University’s Circus Relics Collection Prompts PETA Gift Offer
Will Illinois State University Accept Disturbing Display Items Showing Neglect, Abuse of Animals Forced to Perform?
For Immediate Release:
January 9, 2018
Contact:
David Perle 202-483-7382
Illinois State University recently received a sizable donation of circus relics for its Circus and Allied Arts collection, so this morning, PETA sent a letter offering to round out the collection with display items that provide accurate representations of what really happens in circuses that use animals—from the whip to the electric shock prod, from the cramped cage to the shackles used to chain elephants in place behind the big top.

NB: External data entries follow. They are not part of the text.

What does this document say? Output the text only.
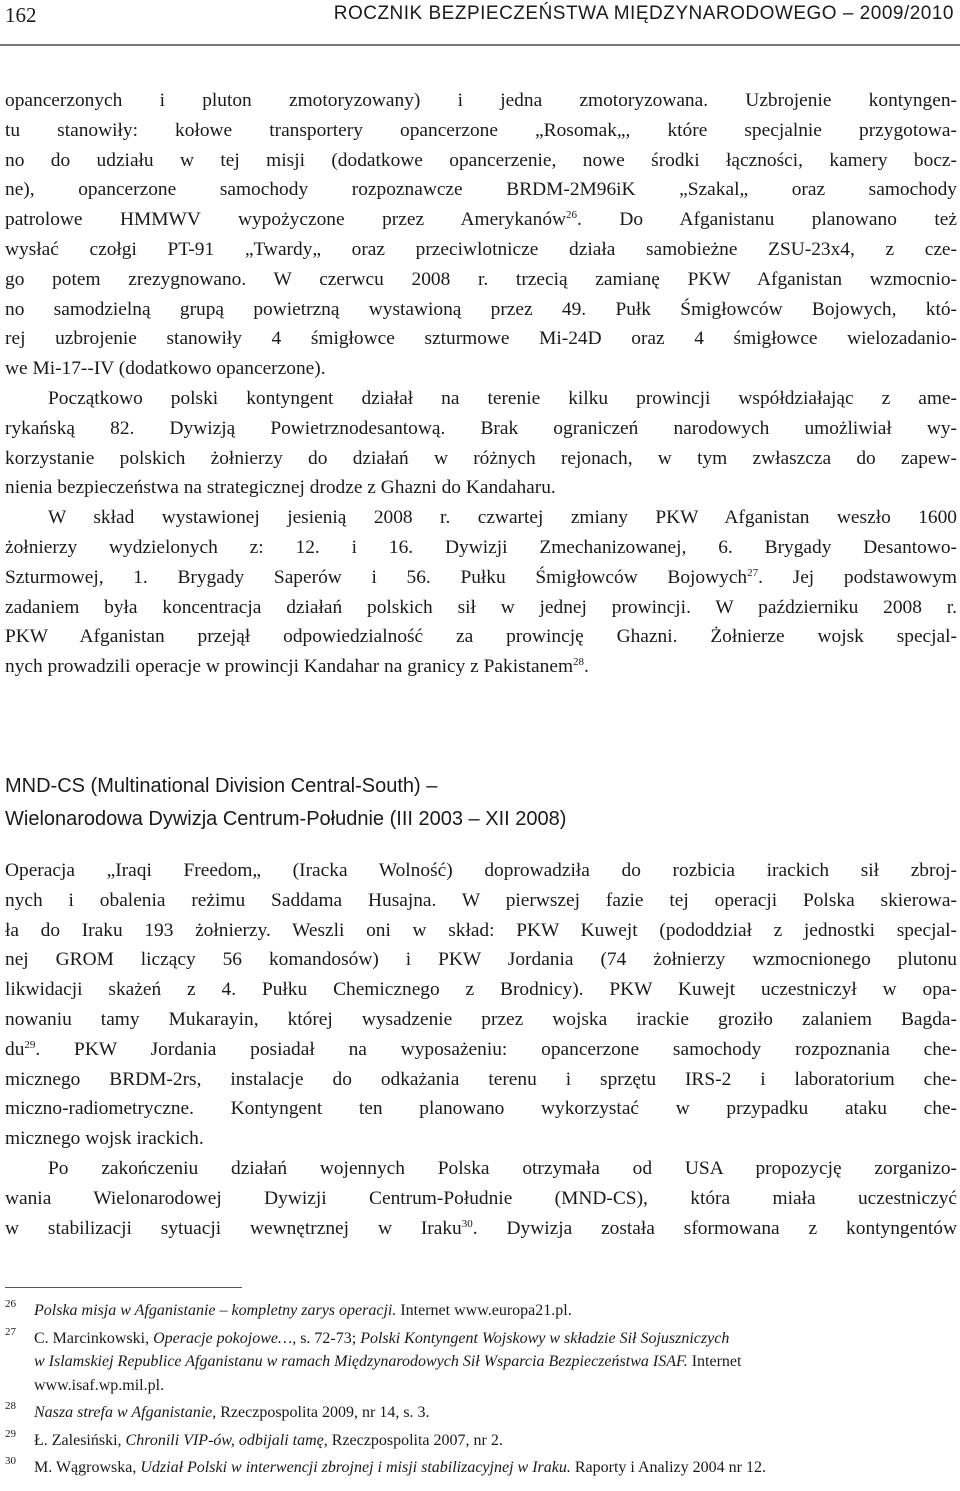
162	ROCZNIK BEZPIECZEŃSTWA MIĘDZYNARODOWEGO – 2009/2010
opancerzonych i pluton zmotoryzowany) i jedna zmotoryzowana. Uzbrojenie kontyngen-
tu stanowiły: kołowe transportery opancerzone „Rosomak„, które specjalnie przygotowa-
no do udziału w tej misji (dodatkowe opancerzenie, nowe środki łączności, kamery bocz-
ne), opancerzone samochody rozpoznawcze BRDM-2M96iK „Szakal„ oraz samochody
patrolowe HMMWV wypożyczone przez Amerykanów$^{26}$. Do Afganistanu planowano też
wysłać czołgi PT-91 „Twardy„ oraz przeciwlotnicze działa samobieżne ZSU-23x4, z cze-
go potem zrezygnowano. W czerwcu 2008 r. trzecią zamianę PKW Afganistan wzmocnio-
no samodzielną grupą powietrzną wystawioną przez 49. Pułk Śmigłowców Bojowych, któ-
rej uzbrojenie stanowiły 4 śmigłowce szturmowe Mi-24D oraz 4 śmigłowce wielozadanio-
we Mi-17--IV (dodatkowo opancerzone).
Początkowo polski kontyngent działał na terenie kilku prowincji współdziałając z ame-
rykańską 82. Dywizją Powietrznodesantową. Brak ograniczeń narodowych umożliwiał wy-
korzystanie polskich żołnierzy do działań w różnych rejonach, w tym zwłaszcza do zapew-
nienia bezpieczeństwa na strategicznej drodze z Ghazni do Kandaharu.
W skład wystawionej jesienią 2008 r. czwartej zmiany PKW Afganistan weszło 1600
żołnierzy wydzielonych z: 12. i 16. Dywizji Zmechanizowanej, 6. Brygady Desantowo-
Szturmowej, 1. Brygady Saperów i 56. Pułku Śmigłowców Bojowych$^{27}$. Jej podstawowym
zadaniem była koncentracja działań polskich sił w jednej prowincji. W październiku 2008 r.
PKW Afganistan przejął odpowiedzialność za prowincję Ghazni. Żołnierze wojsk specjal-
nych prowadzili operacje w prowincji Kandahar na granicy z Pakistanem$^{28}$.
MND-CS (Multinational Division Central-South) –
Wielonarodowa Dywizja Centrum-Południe (III 2003 – XII 2008)
Operacja „Iraqi Freedom„ (Iracka Wolność) doprowadziła do rozbicia irackich sił zbroj-
nych i obalenia reżimu Saddama Husajna. W pierwszej fazie tej operacji Polska skierowa-
ła do Iraku 193 żołnierzy. Weszli oni w skład: PKW Kuwejt (pododdział z jednostki specjal-
nej GROM liczący 56 komandosów) i PKW Jordania (74 żołnierzy wzmocnionego plutonu
likwidacji skażeń z 4. Pułku Chemicznego z Brodnicy). PKW Kuwejt uczestniczył w opa-
nowaniu tamy Mukarayin, której wysadzenie przez wojska irackie groziło zalaniem Bagda-
$du^{29}$. PKW Jordania posiadał na wyposażeniu: opancerzone samochody rozpoznania che-
micznego BRDM-2rs, instalacje do odkażania terenu i sprzętu IRS-2 i laboratorium che-
miczno-radiometryczne. Kontyngent ten planowano wykorzystać w przypadku ataku che-
micznego wojsk irackich.
Po zakończeniu działań wojennych Polska otrzymała od USA propozycję zorganizo-
wania Wielonarodowej Dywizji Centrum-Południe (MND-CS), która miała uczestniczyć
w stabilizacji sytuacji wewnętrznej w Iraku$^{30}$. Dywizja została sformowana z kontyngentów
26 Polska misja w Afganistanie – kompletny zarys operacji. Internet www.europa21.pl.
27 C. Marcinkowski, Operacje pokojowe…, s. 72-73; Polski Kontyngent Wojskowy w składzie Sił Sojuszniczych
w Islamskiej Republice Afganistanu w ramach Międzynarodowych Sił Wsparcia Bezpieczeństwa ISAF. Internet
www.isaf.wp.mil.pl.
28 Nasza strefa w Afganistanie, Rzeczpospolita 2009, nr 14, s. 3.
29 Ł. Zalesiński, Chronili VIP-ów, odbijali tamę, Rzeczpospolita 2007, nr 2.
30 M. Wągrowska, Udział Polski w interwencji zbrojnej i misji stabilizacyjnej w Iraku. Raporty i Analizy 2004 nr 12.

In the letter, PETA also offers to donate a bullhook—a weapon resembling a fireplace poker with a sharp hook on one end that’s used to beat elephants into submission after they’re taken from their mothers—and a bottle of Wonder Dust, which circuses use to conceal elephants’ bloody bullhook wounds, typically behind their ears and knees. Other items on offer include a multimedia display complete with actual historical images, including photographs of baby elephants tied down by all fours and beaten by Ringling Bros. circus; video footage of Carson & Barnes Circus’ head trainer yelling, “Make ’em scream!” and to “hurt ’em” while attacking a screaming elephant with a bullhook; and U.S. Department of Agriculture inspection reports revealing that circuses abuse animals and routinely violate federal laws.
“No collection of circus memorabilia is complete without bullhooks and federal rap sheets,” says PETA Foundation Associate Director of Captive Animal Law Enforcement Rachel Mathews. “PETA wants to help Illinois State University present an accurate depiction of the circus, and that includes its long and shameful history of violence to animals.”
PETA—whose motto reads, in part, that “animals are not ours to use for entertainment”—notes that circuses that use and abuse animals are well on their way to the history books. Illinois was the first state to ban all traveling elephant acts, the Illinois-based circus exhibitor Hawthorn Corporation recently closed, and Ringling Bros. shut down in 2017 after 146 years.